Para a virologista Andrea Gamarnik, com mais de 30 anos no setor, “o plano é destruir a cultura científica argentina”, “não só pela redução do orçamento, mas também pela inação e incompetência das autoridades”.

Sua equipe de trabalho, especializada em dengue, está paralisada pela “desorganização administrativa e pela falta de pagamento de subsídios que impede a compra de insumos”.

Isso acontece depois que a Argentina passou pela pior epidemia da doença em sua história e às vésperas de uma nova temporada de circulação do vírus.

Embora também tenham sido ampliado os orçamentos para programas como Build Science (dedicado à criação ou adaptação de infraestruturas) e Equip Science (aquisição de equipamentos), este ano “nada foi executado”, critica Aliaga.

No âmbito destas iniciativas, a UNAHUR candidatou-se à construção de um edifício na área da Biotecnologia, exemplifica. “Mas apenas 35% foram executados. Aí está o esqueleto, com o resto do trabalho parado, como todos os grandes projetos da ciência argentina”, afirma.

“O plano é destruir a cultura científica argentina […], não só pela redução do orçamento, mas também pela inação e incompetência das autoridades.” – Andrea Gamarnik, diretora do Instituto de Bioquímica de Buenos Aires do Conicet

Estas incluem a pesquisa de câncer de mama e de pele, a resistência aos antibióticos e as contribuições da agricultura familiar para a segurança alimentar.

Também está paralisada a compra de equipamentos médicos, como tomógrafos e ressonadores, e a construção de satélites e reatores de pesquisa nuclear, nos quais a Argentina é referência mundial há décadas.

Mesmo considerando a dimensão dos cortes, há casos marcantes de subexecução, como o do Ministério da Inovação, Ciência e Tecnologia, que até 22 de setembro havia gasto apenas quatro por cento dos fundos atribuídos.

Esta organização também paralisou o desenvolvimento de planos nacionais, a coordenação com universidades e organismos especializados, segundo dados que são enviados a organismos internacionais e os processos de avaliação institucional.

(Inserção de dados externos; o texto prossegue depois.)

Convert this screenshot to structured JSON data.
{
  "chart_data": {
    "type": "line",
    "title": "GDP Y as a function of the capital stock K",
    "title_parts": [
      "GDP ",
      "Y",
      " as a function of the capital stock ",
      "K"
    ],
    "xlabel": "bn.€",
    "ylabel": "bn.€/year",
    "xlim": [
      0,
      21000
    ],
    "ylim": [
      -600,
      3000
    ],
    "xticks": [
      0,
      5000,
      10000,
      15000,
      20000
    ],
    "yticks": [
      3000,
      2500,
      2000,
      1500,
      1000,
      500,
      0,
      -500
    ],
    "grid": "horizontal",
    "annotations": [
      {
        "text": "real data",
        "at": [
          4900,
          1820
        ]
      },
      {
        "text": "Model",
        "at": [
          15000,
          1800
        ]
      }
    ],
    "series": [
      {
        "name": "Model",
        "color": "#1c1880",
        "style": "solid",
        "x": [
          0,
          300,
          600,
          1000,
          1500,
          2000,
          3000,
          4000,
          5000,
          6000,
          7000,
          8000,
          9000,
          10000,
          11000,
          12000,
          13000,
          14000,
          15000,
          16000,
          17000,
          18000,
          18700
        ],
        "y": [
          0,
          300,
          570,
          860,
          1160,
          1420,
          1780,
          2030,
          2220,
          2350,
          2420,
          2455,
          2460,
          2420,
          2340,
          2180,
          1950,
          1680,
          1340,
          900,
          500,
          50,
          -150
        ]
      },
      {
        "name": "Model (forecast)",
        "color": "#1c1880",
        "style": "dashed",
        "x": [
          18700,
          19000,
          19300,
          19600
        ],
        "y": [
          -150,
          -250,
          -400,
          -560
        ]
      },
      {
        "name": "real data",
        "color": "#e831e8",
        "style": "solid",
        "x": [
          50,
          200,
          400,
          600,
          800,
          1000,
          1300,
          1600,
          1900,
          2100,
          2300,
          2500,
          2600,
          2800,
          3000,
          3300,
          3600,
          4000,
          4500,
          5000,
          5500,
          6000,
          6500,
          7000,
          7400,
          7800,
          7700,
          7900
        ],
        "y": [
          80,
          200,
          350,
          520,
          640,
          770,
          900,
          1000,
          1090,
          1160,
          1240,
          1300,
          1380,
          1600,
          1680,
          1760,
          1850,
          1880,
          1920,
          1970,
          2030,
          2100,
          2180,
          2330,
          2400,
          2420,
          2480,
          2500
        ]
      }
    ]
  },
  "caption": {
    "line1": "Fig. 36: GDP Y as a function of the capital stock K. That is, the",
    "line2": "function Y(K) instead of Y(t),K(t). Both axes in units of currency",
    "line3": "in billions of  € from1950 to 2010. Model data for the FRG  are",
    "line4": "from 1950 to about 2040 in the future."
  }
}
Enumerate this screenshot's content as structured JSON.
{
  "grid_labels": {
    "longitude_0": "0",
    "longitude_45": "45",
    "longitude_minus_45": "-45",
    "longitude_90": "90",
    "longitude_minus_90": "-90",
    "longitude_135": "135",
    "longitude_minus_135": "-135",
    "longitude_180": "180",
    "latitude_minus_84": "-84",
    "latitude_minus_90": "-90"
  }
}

Quando questionado pelo SciDev.Net, um porta-voz respondeu que “o secretário [Darío Genua] não está dando notas”, pelo menos até que uma auditoria institucional seja concluída.

Mais cortes e medos

O projeto de orçamento para 2025 contempla uma despesa de 1,7 bilhões de pesos (1,7 mil milhões de dólares) para a função ciência e tecnologia, o que representa 0,22 por cento do produto nacional bruto, quase o mesmo que este ano e em contraste com um ligeiro aumento registado até 2023.

Assim, o objetivo de atingir um por cento do PIB até 2031 parece cada vez mais distante. Esse aumento progressivo, estabelecido por lei em 2021, não se concretiza porque a norma “não prevê sanções”, reconheceu o Poder Executivo perante o Congresso.

No próximo ano, a Agência de PD&I ficará “completamente sem financiamento”, enquanto as organizações energéticas, agrícolas e industriais também verão as suas funções seriamente cortadas, com 3.471 despedimentos previstos, alertou Aliaga.

A retração é tão grave que o projeto procura também suspender o investimento estatal de 6 por cento na educação, além do quadro legal que financia o sistema científico, apoiando-se na “emergência pública” postulada na chamada Lei de Bases.

Já Gamarnik apela a “um plano de emergência para salvar o sistema científico e tecnológico”, com orçamentos adequados para cobrir os compromissos assumidos a nível nacional e internacional.

Se a situação não mudar, “as pessoas não poderão trabalhar, viajar para conferências ou comprar suprimentos”, alerta Aliaga. “Alguns vão tentar escapar indo para o exterior.”

Sim, um dos maiores receios da comunidade científica volta a encarnar-se: perder toda uma geração de pesquisadores, algo que o país viveu durante a última ditadura militar (1976-1983) ou nos anos seguintes ao colapso socioeconómico de 2001.

“A magnitude da crise já é muito grave”, conclui Aliaga. “O custo será determinado pela sua duração.”